My reaction would be to make it finish on success but would like to write
a few programs first and see. I can't think of any use _not_ to terminate
but maybe there is something I'm missing.

> 
> We can also extend this netdev_array into broadcast/multicast. Like
> bpf_tx_allports(&netdev_array);
> call from the program will xmit the packet to all netdevices
> in that 'netdev_array' map type.

Yep nice solution to the multicast problem.

> 
> The map-in-map support can be trivially extended to allow netdev_array,
> then the program can create N multicast groups of netdevices.
> Each multicast group == one netdev_array map.
> The user space will populate a hashmap with these netdev_arrays and
> bpf kernel side can select dynamically which multicast group to use
> to send the packets to.
> bpf kernel side may look like:
> struct bpf_netdev_array *netdev_array = bpf_map_lookup_elem(&hash, key);
> if (!netdev_array)
>   ...
> if (my_condition)
>    bpf_tx_allports(netdev_array);  /* broadcast to all netdevices */
> else
>    bpf_tx_port(netdev_array, port_num); /* tx into one netdevice */
> 
> that's an artificial example.
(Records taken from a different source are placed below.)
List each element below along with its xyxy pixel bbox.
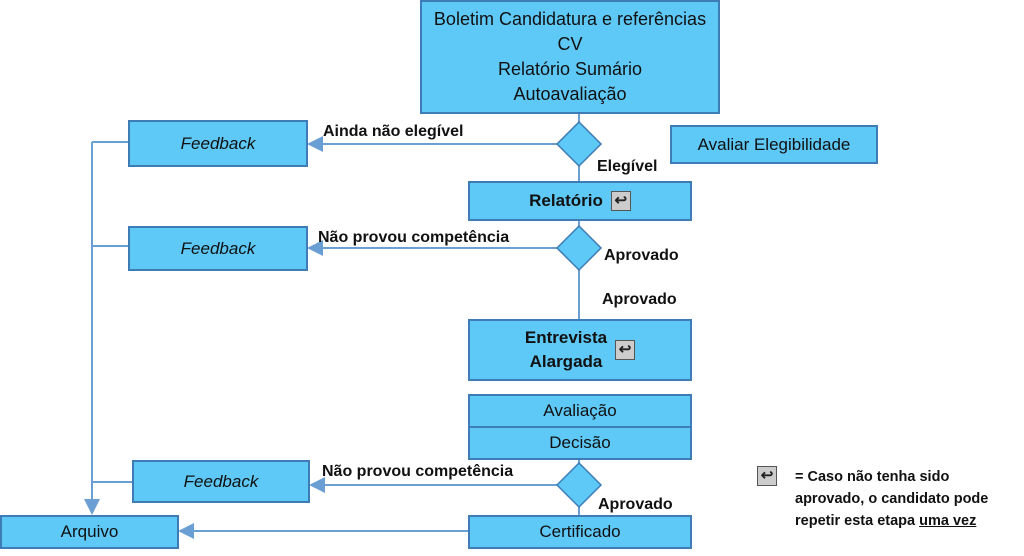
feedback-label: Feedback (183, 471, 259, 491)
avaliar-elegibilidade-box: Avaliar Elegibilidade (670, 125, 878, 164)
label-ainda-nao-elegivel: Ainda não elegível (323, 123, 464, 140)
legend-emphasis: uma vez (919, 513, 977, 529)
entrevista-box: Entrevista Alargada ↩ (468, 319, 692, 381)
arquivo-box: Arquivo (0, 515, 179, 549)
documents-box: Boletim Candidatura e referências CV Rel… (420, 0, 720, 114)
label-nao-provou-1: Não provou competência (318, 229, 510, 246)
repeat-return-icon: ↩ (615, 340, 636, 360)
relatorio-label: Relatório (529, 191, 603, 210)
decision-diamond-2 (555, 224, 603, 272)
legend-repeat-icon: ↩ (757, 466, 777, 486)
repeat-return-icon: ↩ (610, 191, 631, 211)
feedback-box-2: Feedback (128, 226, 308, 271)
legend: = Caso não tenha sido aprovado, o candid… (795, 466, 988, 532)
doc-line: Autoavaliação (513, 84, 627, 104)
doc-line: Boletim Candidatura e referências (433, 9, 707, 29)
feedback-label: Feedback (180, 238, 256, 258)
decisao-label: Decisão (549, 433, 611, 452)
decision-diamond-3 (555, 461, 603, 509)
avaliacao-label: Avaliação (543, 401, 617, 420)
arquivo-label: Arquivo (60, 522, 119, 541)
entrevista-label: Alargada (529, 352, 603, 371)
doc-line: Relatório Sumário (497, 59, 643, 79)
feedback-box-1: Feedback (128, 120, 308, 167)
avaliacao-box: Avaliação (468, 394, 692, 428)
feedback-label: Feedback (180, 133, 256, 153)
decisao-box: Decisão (468, 426, 692, 460)
entrevista-label: Entrevista (524, 328, 608, 347)
legend-line: repetir esta etapa (795, 513, 920, 529)
label-aprovado-2: Aprovado (602, 291, 677, 308)
feedback-box-3: Feedback (132, 460, 310, 503)
certificado-box: Certificado (468, 515, 692, 549)
label-elegivel: Elegível (597, 158, 658, 175)
label-nao-provou-2: Não provou competência (322, 463, 514, 480)
legend-line: = Caso não tenha sido (795, 469, 950, 485)
label-aprovado-3: Aprovado (598, 496, 673, 513)
doc-line: CV (557, 34, 583, 54)
decision-diamond-1 (555, 120, 603, 168)
avaliar-label: Avaliar Elegibilidade (697, 134, 851, 154)
legend-line: aprovado, o candidato pode (795, 491, 989, 507)
relatorio-box: Relatório ↩ (468, 181, 692, 221)
label-aprovado-1: Aprovado (604, 247, 679, 264)
certificado-label: Certificado (539, 522, 621, 541)
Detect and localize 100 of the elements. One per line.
Just trying to point out
> that we shouldn't restrict the feature too soon.
> 

That is more or less what I was thinking as well. The other question
I have though is should we have a bpf_redirect() call for the simple
case where I use the ifindex directly. This will be helpful for taking
existing programs from tc_cls into xdp. I think it makes sense to have
both bpf_tx_allports(), bpf_tx_port(), and bpf_redirect().